ARM: Adjustable-Rate Mortgage. A general term for any mortgage in which the interest rate and, generally, the payments change over the life of the loan. The interest rate is adjusted to match the rise or fall of a pre-selected interest rate index and the borrower's regular payments will increase or decrease accordingly. Different types of adjustable-rate mortgages (ARMs) have different frequencies for these adjustments. Some ARMs have limits on payment and interest rate changes and the maximum interest rate over the life of the loan. To the borrower's advantage, the initial rate of an ARM is usually low, permitting the purchase of real estate that otherwise would be unaffordable with a fixed-rate mortgage. But, there is a risk of higher payments later on. (See Index, Initial Interest Rate.)
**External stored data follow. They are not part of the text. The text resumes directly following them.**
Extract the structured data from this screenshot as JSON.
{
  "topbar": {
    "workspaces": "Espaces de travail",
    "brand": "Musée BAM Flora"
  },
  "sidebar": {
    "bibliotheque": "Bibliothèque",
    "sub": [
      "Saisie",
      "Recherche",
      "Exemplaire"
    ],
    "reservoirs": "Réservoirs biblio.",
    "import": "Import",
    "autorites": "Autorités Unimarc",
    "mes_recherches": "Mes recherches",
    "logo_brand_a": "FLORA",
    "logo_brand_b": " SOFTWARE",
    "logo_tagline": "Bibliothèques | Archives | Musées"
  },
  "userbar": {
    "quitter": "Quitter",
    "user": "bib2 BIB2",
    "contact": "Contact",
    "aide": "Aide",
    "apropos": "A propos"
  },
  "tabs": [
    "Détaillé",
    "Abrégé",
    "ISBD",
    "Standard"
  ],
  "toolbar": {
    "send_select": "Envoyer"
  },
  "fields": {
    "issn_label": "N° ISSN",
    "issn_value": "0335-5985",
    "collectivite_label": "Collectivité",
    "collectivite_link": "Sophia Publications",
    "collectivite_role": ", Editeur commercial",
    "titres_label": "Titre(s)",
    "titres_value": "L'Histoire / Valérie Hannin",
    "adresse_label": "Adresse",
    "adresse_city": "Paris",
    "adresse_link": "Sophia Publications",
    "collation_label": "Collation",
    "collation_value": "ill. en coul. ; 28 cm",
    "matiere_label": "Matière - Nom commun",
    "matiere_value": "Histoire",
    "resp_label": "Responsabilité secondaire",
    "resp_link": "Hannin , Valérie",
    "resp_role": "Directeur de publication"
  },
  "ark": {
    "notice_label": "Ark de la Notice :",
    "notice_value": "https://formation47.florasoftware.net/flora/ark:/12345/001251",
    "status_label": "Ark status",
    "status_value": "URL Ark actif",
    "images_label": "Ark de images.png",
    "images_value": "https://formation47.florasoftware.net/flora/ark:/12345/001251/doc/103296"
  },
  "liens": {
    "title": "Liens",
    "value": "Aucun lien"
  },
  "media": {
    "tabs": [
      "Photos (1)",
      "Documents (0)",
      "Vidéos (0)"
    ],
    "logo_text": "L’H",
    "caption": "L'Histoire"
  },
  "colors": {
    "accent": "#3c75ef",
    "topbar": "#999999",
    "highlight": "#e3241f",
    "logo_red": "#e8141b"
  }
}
Arm's Length Transaction: A transactions among parties where each party acts in his or her own best interest. Examples of non-arm's length transactions are transaction between a husband and a wife, or a father and a son, etc.
Arrearages: The total, accumulated, delinquent principal, interest, taxes and insurance (PITI) amount that a borrower is behind and owes a lender.
As is: A sale without guarantees as to condition of the property.
Assessed Valuation: The value a taxing authority places upon real or personal property for the purpose of collecting payment of taxes on the property.
Assessment: Tax on real property either by an annual property tax based on assessed value and special assessments for sewers, public improvements, etc.
Assessment Ratio: The ratio of assessed value to market value. For example, a town has a 50% assessment ratio, thus a property worth $300,000 is assessed at $150,000.
Assessor: A public official who evaluates property for the purpose of taxation.
Asset: Something of value. For example, a house, car, cash, bank deposits, retirement fund, cash value of life insurance policy, etc.
Assignee: The person to whom an agreement or contract is sold or transferred to by and assignor.
Assignment of Rents: A legal document, normally included in the mortgage, that assigns all rents and income from a property to the mortgagee. If properly invoked after default, the mortgagee has a right to assume management of the property and collection of the rents from the subject property.
Assignor: A party who sells or transfers an agreement or contract to another called the assignee.
Assumption: A means by which the title/mortgage may be transferred to another party with or without release of liability on the note. The new owner assumes the Seller's mortgage.
Attorney-in-Fact: One who is authorized to act for another under a power of attorney.
Attornment: A tenant's formal agreement to be a tenant of a new landlord.
Auction: A way of marketing property to the highest bidder. In many states an auction is part of the foreclosure process.